This study tests risk factors for four dimensions of alcohol use in the sequence from (a) early onset prior to age 13 to (b) adolescent alcohol use and (c) alcohol problems to (d) young adult alcohol abuse. It also examines whether family-focused preventive interventions buffer predictive relationships.
Data were from a randomized prevention trial extending from ages 11 to 21.
Families of sixth graders enrolled in 33 rural schools in the Midwestern United States were invited to participate.
Families (N = 667) were pretested and randomly assigned to a control group (n = 208) or to family interventions (n = 459). The average age of participating youth was 11.3 years when the study began (52% female). Measurements: Questionnaire data were collected on alcohol dimensions during adolescence (early onset, alcohol use, alcohol problems) and young adulthood (alcohol abuse), and on risk factors in early adolescence (male gender, impulsive behaviors, aggression-hostility, peer deviance, and parent problem drinking).

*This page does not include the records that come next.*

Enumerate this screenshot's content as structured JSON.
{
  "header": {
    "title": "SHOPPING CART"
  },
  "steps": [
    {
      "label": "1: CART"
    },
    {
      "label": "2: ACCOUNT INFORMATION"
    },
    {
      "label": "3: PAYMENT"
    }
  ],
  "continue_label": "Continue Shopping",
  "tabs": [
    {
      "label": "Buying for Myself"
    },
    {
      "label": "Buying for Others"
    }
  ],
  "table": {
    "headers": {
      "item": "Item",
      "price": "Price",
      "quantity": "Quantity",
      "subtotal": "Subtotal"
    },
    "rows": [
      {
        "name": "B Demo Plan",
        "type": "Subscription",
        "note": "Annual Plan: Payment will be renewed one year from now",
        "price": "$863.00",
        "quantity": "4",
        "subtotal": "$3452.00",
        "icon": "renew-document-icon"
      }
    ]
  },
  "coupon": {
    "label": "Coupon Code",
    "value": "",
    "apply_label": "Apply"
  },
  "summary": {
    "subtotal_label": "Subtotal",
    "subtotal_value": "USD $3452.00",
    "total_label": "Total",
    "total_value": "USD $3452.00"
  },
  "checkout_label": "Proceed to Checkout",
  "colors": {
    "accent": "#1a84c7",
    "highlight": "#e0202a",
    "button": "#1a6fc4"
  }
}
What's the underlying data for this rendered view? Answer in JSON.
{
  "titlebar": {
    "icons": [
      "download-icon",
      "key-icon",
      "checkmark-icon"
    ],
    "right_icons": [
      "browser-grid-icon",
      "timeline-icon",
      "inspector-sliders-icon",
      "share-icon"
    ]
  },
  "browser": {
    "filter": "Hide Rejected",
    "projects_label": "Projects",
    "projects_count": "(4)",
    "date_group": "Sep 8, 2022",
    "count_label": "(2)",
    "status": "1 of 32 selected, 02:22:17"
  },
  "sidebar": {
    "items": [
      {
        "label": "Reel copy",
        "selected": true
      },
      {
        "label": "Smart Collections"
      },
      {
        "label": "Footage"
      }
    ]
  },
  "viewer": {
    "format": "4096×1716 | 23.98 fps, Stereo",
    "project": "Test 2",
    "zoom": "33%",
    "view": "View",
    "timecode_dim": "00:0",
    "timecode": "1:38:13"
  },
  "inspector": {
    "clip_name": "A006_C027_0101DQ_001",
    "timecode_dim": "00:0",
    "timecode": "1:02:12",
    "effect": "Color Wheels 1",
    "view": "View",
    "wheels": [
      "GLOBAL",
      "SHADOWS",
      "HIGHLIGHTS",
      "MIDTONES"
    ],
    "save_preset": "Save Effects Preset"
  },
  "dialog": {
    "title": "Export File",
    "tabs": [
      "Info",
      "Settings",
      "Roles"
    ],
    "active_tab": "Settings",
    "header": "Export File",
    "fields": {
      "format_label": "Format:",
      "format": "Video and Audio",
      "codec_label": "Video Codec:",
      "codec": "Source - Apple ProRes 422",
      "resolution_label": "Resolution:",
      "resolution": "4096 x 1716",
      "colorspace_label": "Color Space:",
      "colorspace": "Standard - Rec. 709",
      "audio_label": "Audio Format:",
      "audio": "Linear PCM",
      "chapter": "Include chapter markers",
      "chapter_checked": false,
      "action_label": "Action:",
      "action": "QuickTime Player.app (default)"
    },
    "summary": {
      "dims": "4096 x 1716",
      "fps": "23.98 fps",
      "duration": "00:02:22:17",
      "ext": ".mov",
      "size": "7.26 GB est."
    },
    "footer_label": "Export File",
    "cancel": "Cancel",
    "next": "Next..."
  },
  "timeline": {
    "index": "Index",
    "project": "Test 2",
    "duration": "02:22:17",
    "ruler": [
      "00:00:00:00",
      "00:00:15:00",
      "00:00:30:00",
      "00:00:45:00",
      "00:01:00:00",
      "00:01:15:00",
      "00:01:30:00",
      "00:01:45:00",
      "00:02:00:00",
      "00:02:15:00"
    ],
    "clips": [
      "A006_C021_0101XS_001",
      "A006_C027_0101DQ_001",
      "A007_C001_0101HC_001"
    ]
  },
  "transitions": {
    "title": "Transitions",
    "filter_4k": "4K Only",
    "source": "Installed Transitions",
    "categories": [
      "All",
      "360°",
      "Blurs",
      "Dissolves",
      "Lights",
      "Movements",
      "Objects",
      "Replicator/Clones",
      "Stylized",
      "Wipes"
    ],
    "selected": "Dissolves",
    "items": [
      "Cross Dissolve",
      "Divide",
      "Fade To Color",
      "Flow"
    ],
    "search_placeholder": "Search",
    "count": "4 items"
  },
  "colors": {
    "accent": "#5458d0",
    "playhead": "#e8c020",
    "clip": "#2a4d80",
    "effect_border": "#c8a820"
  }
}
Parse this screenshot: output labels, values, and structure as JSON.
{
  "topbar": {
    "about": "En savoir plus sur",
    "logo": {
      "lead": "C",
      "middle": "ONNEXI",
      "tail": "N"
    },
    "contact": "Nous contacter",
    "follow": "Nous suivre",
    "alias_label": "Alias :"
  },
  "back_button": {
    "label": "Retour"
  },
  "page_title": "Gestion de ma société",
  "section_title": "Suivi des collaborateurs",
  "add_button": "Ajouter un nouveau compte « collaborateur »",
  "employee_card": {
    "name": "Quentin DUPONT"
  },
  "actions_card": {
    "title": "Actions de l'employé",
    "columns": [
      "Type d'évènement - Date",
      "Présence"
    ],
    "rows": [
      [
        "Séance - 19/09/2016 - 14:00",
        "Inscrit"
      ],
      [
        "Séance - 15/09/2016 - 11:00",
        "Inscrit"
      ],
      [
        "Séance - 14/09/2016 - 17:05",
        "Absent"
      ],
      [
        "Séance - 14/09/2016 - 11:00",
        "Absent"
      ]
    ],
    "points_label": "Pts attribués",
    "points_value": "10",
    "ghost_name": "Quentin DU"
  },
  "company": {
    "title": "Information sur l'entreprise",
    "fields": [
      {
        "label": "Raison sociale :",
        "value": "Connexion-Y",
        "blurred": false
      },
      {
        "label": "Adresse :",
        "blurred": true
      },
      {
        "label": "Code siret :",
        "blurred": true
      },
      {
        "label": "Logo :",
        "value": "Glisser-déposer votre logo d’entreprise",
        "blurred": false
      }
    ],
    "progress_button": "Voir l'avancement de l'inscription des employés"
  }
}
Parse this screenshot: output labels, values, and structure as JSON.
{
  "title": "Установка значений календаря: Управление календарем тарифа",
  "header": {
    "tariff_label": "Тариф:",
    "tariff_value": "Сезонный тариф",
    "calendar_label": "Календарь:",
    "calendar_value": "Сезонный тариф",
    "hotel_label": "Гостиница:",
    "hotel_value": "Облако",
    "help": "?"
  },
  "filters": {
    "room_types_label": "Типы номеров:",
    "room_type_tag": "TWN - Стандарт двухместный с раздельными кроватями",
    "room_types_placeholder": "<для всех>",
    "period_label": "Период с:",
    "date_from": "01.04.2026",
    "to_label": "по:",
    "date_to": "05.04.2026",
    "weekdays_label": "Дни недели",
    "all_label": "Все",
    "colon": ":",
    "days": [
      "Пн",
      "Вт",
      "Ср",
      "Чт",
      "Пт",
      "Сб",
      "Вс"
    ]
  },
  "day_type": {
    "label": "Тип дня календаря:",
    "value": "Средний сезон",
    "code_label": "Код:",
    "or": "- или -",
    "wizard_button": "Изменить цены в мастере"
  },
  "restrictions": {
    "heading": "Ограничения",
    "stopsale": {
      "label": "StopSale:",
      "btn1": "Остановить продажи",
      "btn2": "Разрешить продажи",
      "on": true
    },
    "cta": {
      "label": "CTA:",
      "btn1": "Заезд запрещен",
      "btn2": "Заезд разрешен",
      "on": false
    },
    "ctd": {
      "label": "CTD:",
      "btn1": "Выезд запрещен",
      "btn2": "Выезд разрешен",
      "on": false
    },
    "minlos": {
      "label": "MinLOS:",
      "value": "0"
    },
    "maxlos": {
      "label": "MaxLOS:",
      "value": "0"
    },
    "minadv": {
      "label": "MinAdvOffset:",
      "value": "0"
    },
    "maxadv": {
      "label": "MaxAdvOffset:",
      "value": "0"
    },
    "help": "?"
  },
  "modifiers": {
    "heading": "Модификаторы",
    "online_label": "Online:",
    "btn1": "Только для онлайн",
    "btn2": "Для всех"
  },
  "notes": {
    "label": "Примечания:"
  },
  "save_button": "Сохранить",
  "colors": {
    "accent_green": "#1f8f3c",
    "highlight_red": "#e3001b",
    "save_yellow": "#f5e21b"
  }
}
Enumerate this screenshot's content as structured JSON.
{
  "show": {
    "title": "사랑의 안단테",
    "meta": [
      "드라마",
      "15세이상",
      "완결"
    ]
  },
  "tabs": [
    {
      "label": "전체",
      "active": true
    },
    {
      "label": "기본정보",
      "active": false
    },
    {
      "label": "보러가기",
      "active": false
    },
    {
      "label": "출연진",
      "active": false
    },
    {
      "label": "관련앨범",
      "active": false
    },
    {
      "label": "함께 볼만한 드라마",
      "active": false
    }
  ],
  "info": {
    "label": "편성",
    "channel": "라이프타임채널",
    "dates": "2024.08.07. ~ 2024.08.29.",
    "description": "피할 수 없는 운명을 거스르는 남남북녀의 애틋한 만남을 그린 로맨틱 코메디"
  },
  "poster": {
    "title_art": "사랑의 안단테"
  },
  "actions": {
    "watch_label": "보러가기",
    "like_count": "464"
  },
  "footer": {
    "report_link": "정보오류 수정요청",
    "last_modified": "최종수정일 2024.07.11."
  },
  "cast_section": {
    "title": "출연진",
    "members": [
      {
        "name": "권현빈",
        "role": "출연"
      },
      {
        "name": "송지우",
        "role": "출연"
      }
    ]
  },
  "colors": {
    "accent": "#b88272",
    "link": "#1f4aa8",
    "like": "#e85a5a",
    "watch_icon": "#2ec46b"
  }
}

Impulsive behaviors predicted early onset, peer deviance predicted alcohol use, and parent problem drinking predicted alcohol problems (p <.05). Aggression-hostility and alcohol problems predicted alcohol abuse in the control group (p <.05), but not in the family interventions group (p >.05).
Different dimensions of alcohol use and problems from before age 13 to young adulthood are predicted by different risk factors. Family-focused preventive interventions can reduce the influence of some of these risk factors, including early adolescent aggression-hostility and late adolescent alcohol problems.